The standard says in (module.interface)p3: An exported declaration that is not a module-import-declaration shall declare at least one name. Should the "declaration does not declare anything" be promoted to error when inside export declaration?

erichkeane accepted this revision.Sep 26 2022, 6:21 AM
erichkeane added subscribers: aaron.ballman, erichkeane.
This comment was removed by erichkeane.
This revision is now accepted and ready to land.Sep 26 2022, 6:21 AM

Er... please dont' count that 'accept', let @ChuanqiXu be the approver here.

Is this the only thing that blocks D53847?
I suggest to stamp this if so (happy to do it myself). In case @ChuanqiXu will have comments we can address them in post-commit review.
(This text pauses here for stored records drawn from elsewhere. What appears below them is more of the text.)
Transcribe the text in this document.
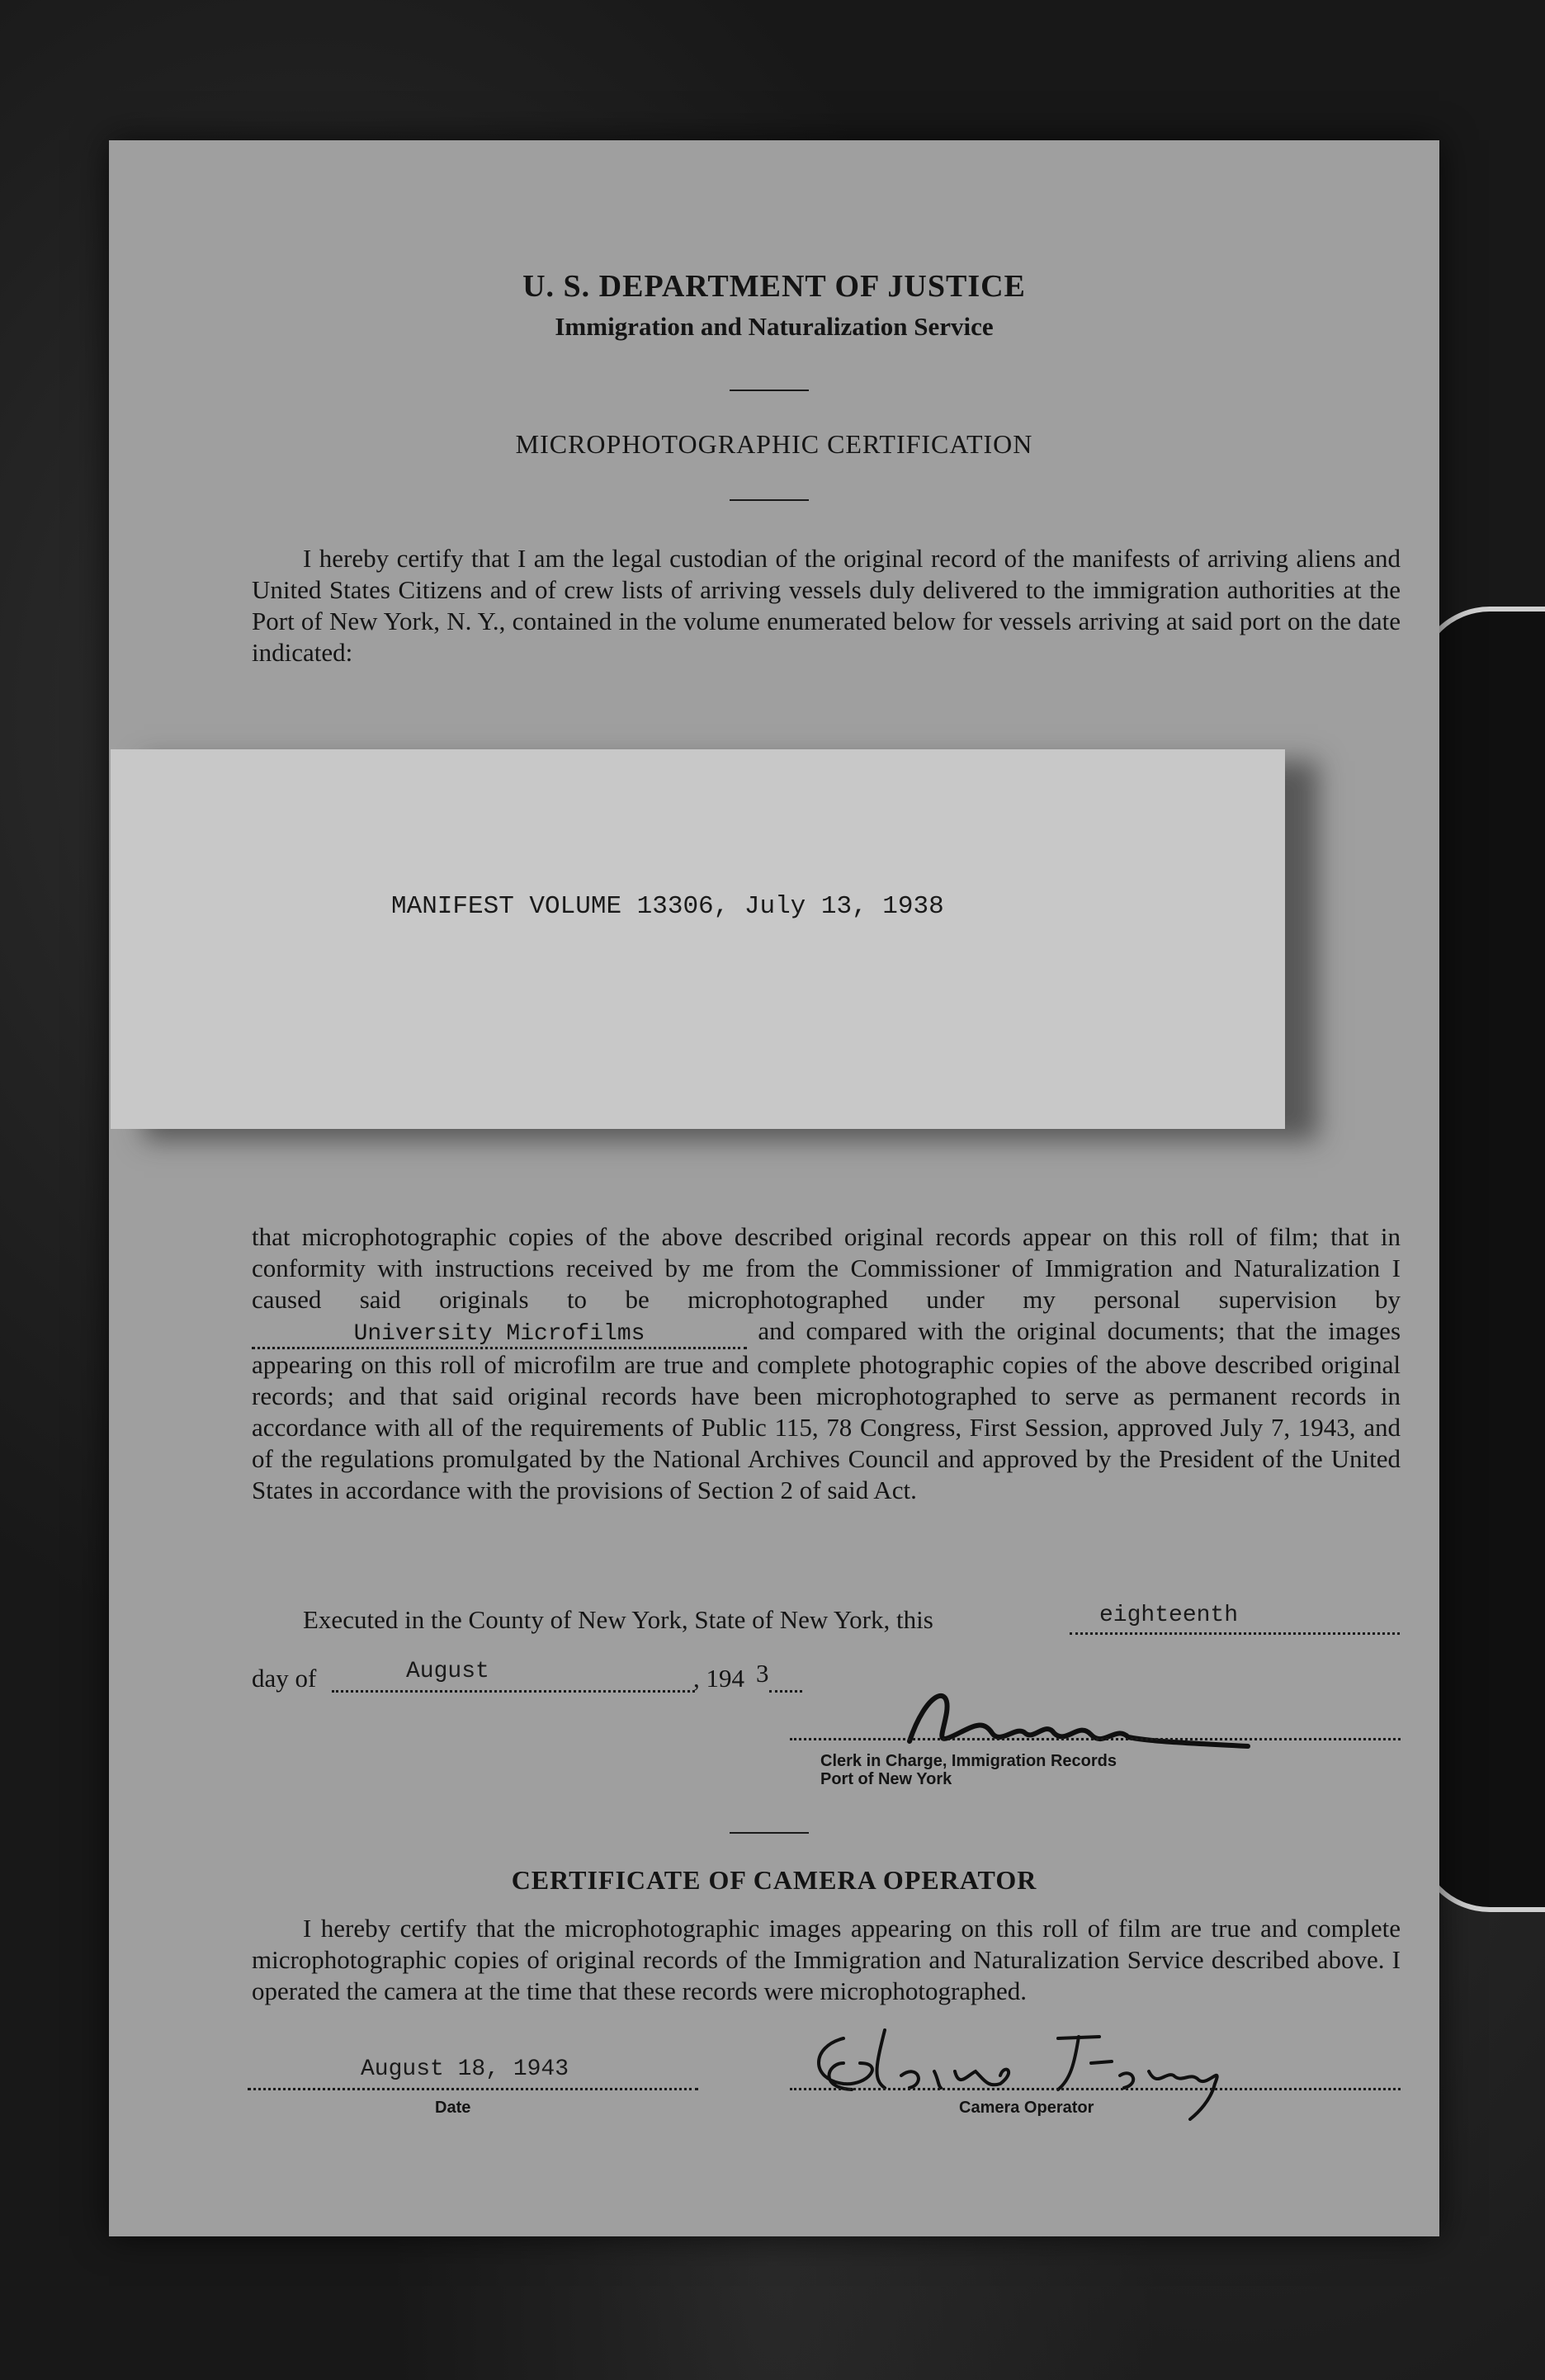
U. S. DEPARTMENT OF JUSTICE
Immigration and Naturalization Service
MICROPHOTOGRAPHIC CERTIFICATION
I hereby certify that I am the legal custodian of the original record of the manifests of arriving aliens and United States Citizens and of crew lists of arriving vessels duly delivered to the immigration authorities at the Port of New York, N. Y., contained in the volume enumerated below for vessels arriving at said port on the date indicated:
MANIFEST VOLUME 13306, July 13, 1938
that microphotographic copies of the above described original records appear on this roll of film; that in conformity with instructions received by me from the Commissioner of Immigration and Naturalization I caused said originals to be microphotographed under my personal supervision byUniversity Microfilms	and compared with the original documents; that the images appearing on this roll of microfilm are true and complete photographic copies of the above described original records; and that said original records have been microphotographed to serve as permanent records in accordance with all of the requirements of Public 115, 78 Congress, First Session, approved July 7, 1943, and of the regulations promulgated by the National Archives Council and approved by the President of the United States in accordance with the provisions of Section 2 of said Act.
Executed in the County of New York, State of New York, this	eighteenth
day of	August	, 194 3
Clerk in Charge, Immigration Records
Port of New York
CERTIFICATE OF CAMERA OPERATOR
I hereby certify that the microphotographic images appearing on this roll of film are true and complete microphotographic copies of original records of the Immigration and Naturalization Service described above. I operated the camera at the time that these records were microphotographed.
August 18, 1943
Date	Camera Operator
Is this the only thing that blocks D53847?
I suggest to stamp this if so (happy to do it myself). In case @ChuanqiXu will have comments we can address them in post-commit review.

SG, I'll go ahead and land this and D53847.

TBH this patch was probably trivial enough to not require

This revision was automatically updated to reflect the committed changes.

Is this the only thing that blocks D53847?
I suggest to stamp this if so (happy to do it myself). In case @ChuanqiXu will have comments we can address them in post-commit review.

SG, I'll go ahead and land this and D53847.

TBH this patch was probably trivial enough to not require

FWIW, the changes here LGTM and I agree that this probably didn't require a review given the trivial nature of the changes.